In the present scenario of global warming and energy-transition emergencies, the scientific community is investigating alternative and cleaner energy sources to reduce the environmental impact of the transportation industry. As a matter of fact, various alternative fuels have been explored, such as natural gas, biomethane and, most recently, hydrogen. Among them, hydrogen is one of the most promising fuels for use in internal combustion engines due to its lack of carbon and its combustion properties, which are capable of maintaining high engine performance. Hydrogen can be used in its pure form in engines specifically designed for this purpose, or blended with Compressed Natural Gas (CNG) in conventional engine technologies—with limited mass percentage—to increase combustion efficiency and overall engine performance, as well as to reduce carbon-based emissions. In this study, an experimental campaign was carried out to investigate the impact of natural-gas/hydrogen blends on the performance and emissions of a spark-ignition heavy-duty engine. Experimental tests were conducted on CNG and on two natural-gas/hydrogen blends containing 15% and 25% hydrogen by volume.

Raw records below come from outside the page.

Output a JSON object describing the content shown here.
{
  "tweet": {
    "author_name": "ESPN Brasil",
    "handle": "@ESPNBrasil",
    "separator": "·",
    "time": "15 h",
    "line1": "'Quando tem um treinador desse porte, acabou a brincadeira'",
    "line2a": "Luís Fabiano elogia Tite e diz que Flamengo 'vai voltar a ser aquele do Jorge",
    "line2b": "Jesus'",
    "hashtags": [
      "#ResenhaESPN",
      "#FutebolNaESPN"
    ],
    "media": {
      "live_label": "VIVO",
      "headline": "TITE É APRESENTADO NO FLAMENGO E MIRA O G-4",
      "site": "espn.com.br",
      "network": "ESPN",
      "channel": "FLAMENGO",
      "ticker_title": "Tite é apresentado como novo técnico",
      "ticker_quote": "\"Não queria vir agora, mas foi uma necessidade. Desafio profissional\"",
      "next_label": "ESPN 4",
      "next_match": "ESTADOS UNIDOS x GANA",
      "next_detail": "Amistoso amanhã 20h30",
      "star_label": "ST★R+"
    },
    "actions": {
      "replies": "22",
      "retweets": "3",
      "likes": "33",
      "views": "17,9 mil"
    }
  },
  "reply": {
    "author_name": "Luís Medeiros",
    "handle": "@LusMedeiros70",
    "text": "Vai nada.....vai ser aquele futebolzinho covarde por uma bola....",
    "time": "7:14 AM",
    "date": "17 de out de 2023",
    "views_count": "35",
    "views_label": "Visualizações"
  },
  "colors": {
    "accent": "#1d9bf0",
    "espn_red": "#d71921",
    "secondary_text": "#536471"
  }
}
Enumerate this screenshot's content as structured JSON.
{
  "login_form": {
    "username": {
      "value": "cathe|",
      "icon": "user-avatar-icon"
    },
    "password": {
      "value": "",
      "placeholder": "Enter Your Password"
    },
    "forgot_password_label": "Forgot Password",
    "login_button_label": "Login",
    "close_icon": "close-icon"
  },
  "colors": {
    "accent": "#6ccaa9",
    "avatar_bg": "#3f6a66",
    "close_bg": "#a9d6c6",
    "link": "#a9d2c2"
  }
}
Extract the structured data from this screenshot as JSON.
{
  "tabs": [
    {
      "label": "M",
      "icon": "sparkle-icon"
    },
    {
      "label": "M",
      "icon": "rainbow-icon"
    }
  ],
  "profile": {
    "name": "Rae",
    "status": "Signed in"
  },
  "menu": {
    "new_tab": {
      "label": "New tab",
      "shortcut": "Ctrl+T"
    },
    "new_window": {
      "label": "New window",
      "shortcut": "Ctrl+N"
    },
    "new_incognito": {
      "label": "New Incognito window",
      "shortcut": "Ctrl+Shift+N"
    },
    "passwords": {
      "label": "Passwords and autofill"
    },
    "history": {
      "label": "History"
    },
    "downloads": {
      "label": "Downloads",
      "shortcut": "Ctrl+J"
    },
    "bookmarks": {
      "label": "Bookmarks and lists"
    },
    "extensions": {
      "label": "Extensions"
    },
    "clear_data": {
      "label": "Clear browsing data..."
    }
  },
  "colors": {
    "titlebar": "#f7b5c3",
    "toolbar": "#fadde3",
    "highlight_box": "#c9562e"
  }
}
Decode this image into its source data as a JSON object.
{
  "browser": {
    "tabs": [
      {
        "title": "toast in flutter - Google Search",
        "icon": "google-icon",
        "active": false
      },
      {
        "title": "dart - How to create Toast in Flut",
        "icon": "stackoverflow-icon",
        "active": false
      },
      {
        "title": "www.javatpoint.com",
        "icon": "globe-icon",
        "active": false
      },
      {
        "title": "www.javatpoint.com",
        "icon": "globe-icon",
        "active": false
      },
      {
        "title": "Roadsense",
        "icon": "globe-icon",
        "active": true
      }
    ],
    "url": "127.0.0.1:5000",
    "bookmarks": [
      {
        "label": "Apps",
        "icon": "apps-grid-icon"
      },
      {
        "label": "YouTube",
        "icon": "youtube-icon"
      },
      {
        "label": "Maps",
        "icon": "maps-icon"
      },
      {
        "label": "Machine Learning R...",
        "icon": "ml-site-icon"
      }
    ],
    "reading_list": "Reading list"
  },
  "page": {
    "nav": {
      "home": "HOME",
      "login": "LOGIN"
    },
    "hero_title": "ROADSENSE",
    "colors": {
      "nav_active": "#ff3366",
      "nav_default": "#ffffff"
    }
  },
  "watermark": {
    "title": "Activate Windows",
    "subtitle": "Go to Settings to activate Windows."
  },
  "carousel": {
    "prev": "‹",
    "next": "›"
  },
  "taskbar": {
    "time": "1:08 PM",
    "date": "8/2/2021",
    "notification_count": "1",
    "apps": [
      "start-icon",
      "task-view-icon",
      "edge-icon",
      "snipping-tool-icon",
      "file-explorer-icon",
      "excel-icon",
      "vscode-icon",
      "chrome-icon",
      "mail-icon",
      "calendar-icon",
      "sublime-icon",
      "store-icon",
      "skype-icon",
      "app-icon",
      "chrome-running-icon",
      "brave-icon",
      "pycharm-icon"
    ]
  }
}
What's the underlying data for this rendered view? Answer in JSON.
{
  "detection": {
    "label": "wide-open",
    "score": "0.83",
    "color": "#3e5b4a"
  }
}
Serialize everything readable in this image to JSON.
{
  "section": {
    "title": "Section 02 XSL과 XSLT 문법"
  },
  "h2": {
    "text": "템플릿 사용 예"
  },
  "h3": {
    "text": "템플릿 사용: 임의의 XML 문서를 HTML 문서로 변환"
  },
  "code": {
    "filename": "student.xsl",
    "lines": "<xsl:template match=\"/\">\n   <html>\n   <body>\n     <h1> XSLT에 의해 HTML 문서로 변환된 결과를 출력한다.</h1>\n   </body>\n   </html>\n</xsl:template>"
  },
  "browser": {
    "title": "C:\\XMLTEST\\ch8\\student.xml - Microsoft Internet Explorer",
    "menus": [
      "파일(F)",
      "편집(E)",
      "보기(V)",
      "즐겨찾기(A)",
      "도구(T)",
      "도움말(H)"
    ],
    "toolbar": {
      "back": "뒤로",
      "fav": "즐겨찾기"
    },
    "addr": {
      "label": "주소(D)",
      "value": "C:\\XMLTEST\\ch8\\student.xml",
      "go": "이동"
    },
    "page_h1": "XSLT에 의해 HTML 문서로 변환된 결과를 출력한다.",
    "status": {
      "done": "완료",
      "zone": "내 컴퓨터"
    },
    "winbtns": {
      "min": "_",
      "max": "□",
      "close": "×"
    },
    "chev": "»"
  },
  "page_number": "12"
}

The hydrogen addition was first analysed while keeping the standard CNG engine calibration, and then by adjusting the spark advance to achieve the same combustion-center timing or the same nitrogen-oxide emissions as the reference CNG case. The testing activity highlighted the need to reduce the ignition timing to counterbalance the rapid combustion evolution when hydrogen is burned, as well as the expected increase in nitrogen-oxide emissions. The optimal parameter setting depends on the hydrogen percentage. Therefore, achieving a flexible fuel supply—with mixtures ranging from a minimum to a maximum hydrogen content—relies on the ability to measure the hydrogen concentration inside the cylinders. In this scenario, two methodologies to estimate the hydrogen percentage in CNG/H₂ blends have been proposed. The description of the calculation methods under development and the discussion of the initial results, which have proven to be very promising for the implementation of future on-board procedures, are the focus of this paper.